The defamation suit was filed against the professor by former federal judge Paul Cassell and Farmer Jaffe Weissing Edwards Fistos & Lehrman partner Bradley Edwards, attorneys for Virginia Giuffre, who claimed Dershowitz had sex with her while she was a minor. Giuffre claimed to be a victim in a sex ring by Dershowitz’s client, Palm Beach billionaire Jeffrey Epstein. But Dershowitz testified the allegations were part of an attempt to extort about $1 billion from another wealthy man ensnared in the scandal, retail magnate Les Wexner, whose portfolio includes Victoria’s Secret, Bath & Body Works, Pink and La Senza.
Giuffre’s case turned into a fight among lawyers. Two of her attorneys, Cassell and Edwards, sued Dershowitz in state court alleging he defamed them by claiming they knowingly made false claims against him in Giuffre’s lawsuit.
The parties reached a confidential settlement last summer, but their dispute continues.
Now Dershowitz is the one pointing fingers in a Dec. 16 motion before the Fourth District Court of Appeal. He claimed one of Giuffre’s attorneys, David Boies, made “gratuitous” and “unsupported statements” by characterizing an affidavit he filed in the defamation case as “false” and “misleading.”

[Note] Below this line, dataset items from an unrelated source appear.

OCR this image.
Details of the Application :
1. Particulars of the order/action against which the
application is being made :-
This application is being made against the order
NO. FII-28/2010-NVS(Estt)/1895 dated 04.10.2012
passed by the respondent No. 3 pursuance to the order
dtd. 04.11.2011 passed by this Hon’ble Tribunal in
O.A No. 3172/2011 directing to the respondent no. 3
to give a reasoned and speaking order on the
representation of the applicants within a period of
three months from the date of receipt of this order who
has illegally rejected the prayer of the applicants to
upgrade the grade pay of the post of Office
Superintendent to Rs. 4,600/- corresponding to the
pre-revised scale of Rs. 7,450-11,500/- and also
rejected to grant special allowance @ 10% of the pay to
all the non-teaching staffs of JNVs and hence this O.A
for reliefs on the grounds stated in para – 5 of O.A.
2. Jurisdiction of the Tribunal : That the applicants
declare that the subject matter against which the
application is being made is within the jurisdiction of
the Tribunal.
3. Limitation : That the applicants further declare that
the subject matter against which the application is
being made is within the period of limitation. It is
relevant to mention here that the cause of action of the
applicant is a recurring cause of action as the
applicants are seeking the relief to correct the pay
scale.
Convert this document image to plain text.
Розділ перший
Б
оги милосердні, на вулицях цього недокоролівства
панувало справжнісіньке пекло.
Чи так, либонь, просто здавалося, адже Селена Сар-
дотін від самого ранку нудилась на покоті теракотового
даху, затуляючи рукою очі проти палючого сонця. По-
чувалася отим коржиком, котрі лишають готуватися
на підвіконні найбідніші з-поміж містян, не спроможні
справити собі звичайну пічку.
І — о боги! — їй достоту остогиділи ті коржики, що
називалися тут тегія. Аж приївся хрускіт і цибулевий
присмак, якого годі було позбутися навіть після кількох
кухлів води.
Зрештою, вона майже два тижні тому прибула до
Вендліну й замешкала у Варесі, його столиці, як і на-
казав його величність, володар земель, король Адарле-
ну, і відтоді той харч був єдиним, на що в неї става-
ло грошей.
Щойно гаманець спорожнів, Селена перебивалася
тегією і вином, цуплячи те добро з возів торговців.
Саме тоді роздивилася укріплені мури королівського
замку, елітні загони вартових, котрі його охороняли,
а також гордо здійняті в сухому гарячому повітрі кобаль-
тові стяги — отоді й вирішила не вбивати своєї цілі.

Dershowitz claimed Boies, a principal with Boies Schiller & Flexner, violated Florida’s Rules of Appellate Procedure by alleging Dershowitz “intentionally and wrongfully” filed a false affidavit.
“The characterizations of the Dershowitz affidavit are not based on any record evidence,” Dershowitz’s attorney, Bruce Rogow, former co-dean of Nova Southeastern University Law Center in Fort Lauderdale, wrote in the motion to strike. “No record reference is offered because there is none. The characterizations are not facts. There were no factual determinations made below.”
But Boies’ attorney rebutted claims her client breached appellate rules.
“(Dershowitz) appears to suggest that references to the record in appellant’s briefs must be limited to factual findings by the trial court,” attorney Sigrid McCawley of Boies Schiller & Flexner wrote in response to the motion to strike. “This position is not supported by the Rules of Appellate Procedure or any other authority and should be rejected.”
The appellate court agreed. It issued an order Jan. 10 denying Dershowitz’s motion.